0
votes

I'm trying to make a reaction time game on an stm32 board in C. I'm not sure how to return the exact reaction time, at the moment I made a loop which adds 50ms each time it loops, without getting interrupted.

if ((GPIOA->IDR & USER_GPIO_PIN) != 0x0)
{
   //code
}

So, when you click the button (USER_GPIO_PIN) it should break the loop and return an exact reaction time number (not sure how to do this) or an estimate with

LCD_GLASS_DisplayString((uint8_t*)"text");

So is there any function to get the time difference between presses of the button?

Also, I tried adding a random delay to make the game more enjoyable (after a certain delay the led light flashes and you have to press the button), but the random function I tried, doesn't seem to work.

srand(time(NULL));
uint32_t randomDelay = rand();
2
Only call srand once, at the start of your program.Weather Vane
As you are looking for human reaction times, clock() might be appropriate. Mark the start time, subtract that from the clock() value when the button is pressed. For the actual elapsed time see the man page and CLOCKS_PER_SEC.Weather Vane
Thanks Weather Vane :)Marty4570
There are a couple general purpose hardware timers, a Real Time Clock, and the system clock. You can use any of them.Bence Kaulics
What libraries do you use in development?Bence Kaulics

2 Answers

0
votes

The random functionality in software is just a table with a lot of random numbers. The srand function dictates where in the table you will begin to look.
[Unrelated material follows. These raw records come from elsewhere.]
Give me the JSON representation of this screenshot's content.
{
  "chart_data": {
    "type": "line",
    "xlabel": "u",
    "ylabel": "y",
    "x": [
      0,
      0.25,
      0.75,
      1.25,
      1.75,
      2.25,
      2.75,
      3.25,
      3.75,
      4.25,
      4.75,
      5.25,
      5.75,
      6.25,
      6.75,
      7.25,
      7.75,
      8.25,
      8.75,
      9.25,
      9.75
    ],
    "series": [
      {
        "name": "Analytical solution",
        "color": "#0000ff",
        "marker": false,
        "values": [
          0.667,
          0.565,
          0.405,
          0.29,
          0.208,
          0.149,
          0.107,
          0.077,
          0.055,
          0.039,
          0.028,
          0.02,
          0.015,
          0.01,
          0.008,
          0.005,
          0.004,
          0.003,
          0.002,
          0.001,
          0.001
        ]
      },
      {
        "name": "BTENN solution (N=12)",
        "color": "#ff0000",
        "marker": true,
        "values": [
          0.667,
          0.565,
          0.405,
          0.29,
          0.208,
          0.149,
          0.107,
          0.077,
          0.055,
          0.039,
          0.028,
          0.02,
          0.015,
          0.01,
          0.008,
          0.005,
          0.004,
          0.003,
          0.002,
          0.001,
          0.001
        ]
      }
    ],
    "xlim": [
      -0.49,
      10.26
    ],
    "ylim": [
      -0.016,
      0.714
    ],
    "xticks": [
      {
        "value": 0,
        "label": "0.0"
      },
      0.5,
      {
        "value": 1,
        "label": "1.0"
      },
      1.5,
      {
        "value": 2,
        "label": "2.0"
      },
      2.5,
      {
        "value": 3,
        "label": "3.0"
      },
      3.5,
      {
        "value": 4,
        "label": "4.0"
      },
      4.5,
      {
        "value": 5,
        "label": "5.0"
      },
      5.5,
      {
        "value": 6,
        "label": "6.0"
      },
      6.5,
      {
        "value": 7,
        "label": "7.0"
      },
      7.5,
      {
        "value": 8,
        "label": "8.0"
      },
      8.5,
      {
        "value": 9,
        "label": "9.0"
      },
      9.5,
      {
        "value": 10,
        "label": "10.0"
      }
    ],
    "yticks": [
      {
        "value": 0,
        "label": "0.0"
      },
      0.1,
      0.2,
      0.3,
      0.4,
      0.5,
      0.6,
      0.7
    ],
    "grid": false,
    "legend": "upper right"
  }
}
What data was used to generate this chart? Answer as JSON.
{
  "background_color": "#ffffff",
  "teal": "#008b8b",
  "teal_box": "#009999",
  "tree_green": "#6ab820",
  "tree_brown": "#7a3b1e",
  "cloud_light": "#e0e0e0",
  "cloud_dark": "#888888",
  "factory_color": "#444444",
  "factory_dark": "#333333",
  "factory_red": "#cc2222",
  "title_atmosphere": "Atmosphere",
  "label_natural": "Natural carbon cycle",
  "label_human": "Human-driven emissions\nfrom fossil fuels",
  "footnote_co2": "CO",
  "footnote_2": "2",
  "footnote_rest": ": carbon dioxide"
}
In other words you will need a "random" number to begin with (aka seed), in order to get the process started. One way to derive this seed is to look at the current time as you did. If this did not work I would look at how srand is used (remember it should only be used once in the initialization) and also what the function time(NULL) returns.
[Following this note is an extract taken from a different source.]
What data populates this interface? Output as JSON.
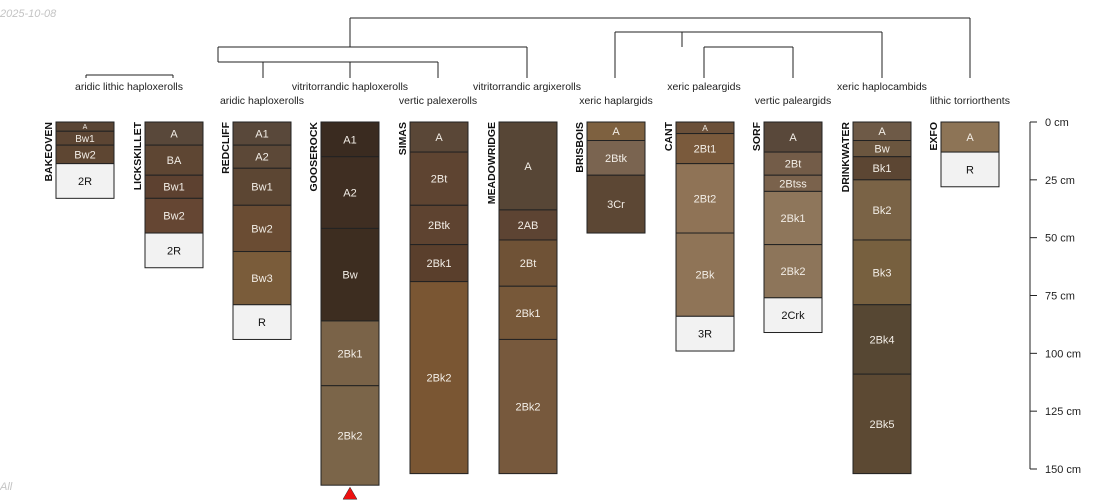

The stm32 (and most other MCU) does have its own random generator built into the HW itself. This functionality becomes available by configuring a defined set of HW registers. ST Microelectronics is kind enough to supply us with both example code and a HAL library bundled together called "STM32Cube" that you can use as a guideline when configuring this. For the stm32f7 series, please see the file stm32f7xx_hal_rng.c.

0
votes

So, when you click the button (USER_GPIO_PIN) it should break the loop and return an exact reaction time number (not sure how to do this)

The 'clean' way to do this is to attach an EXTI interrupt to your button GPIO pin to trigger on the appropriate edge that matches your button 'down' transition.

When you light the LED, record the current value of a timer. When you get the EXTI interrupt, subtract the new timer value from the old and set a variable to tell your main loop to wake up and do something. Systick is the easiest timer to use for this.

srand(time(NULL));

Not going to work unless you have a backed up RTC that's keeping real-time between resets and a library that's integrating with that.

If you want to seed a PRNG on the STM32 then sample some external randomness like the bottom bits of the temperature/voltage sensor ADC inputs or a floating pin. Better still, use the hardware RNG.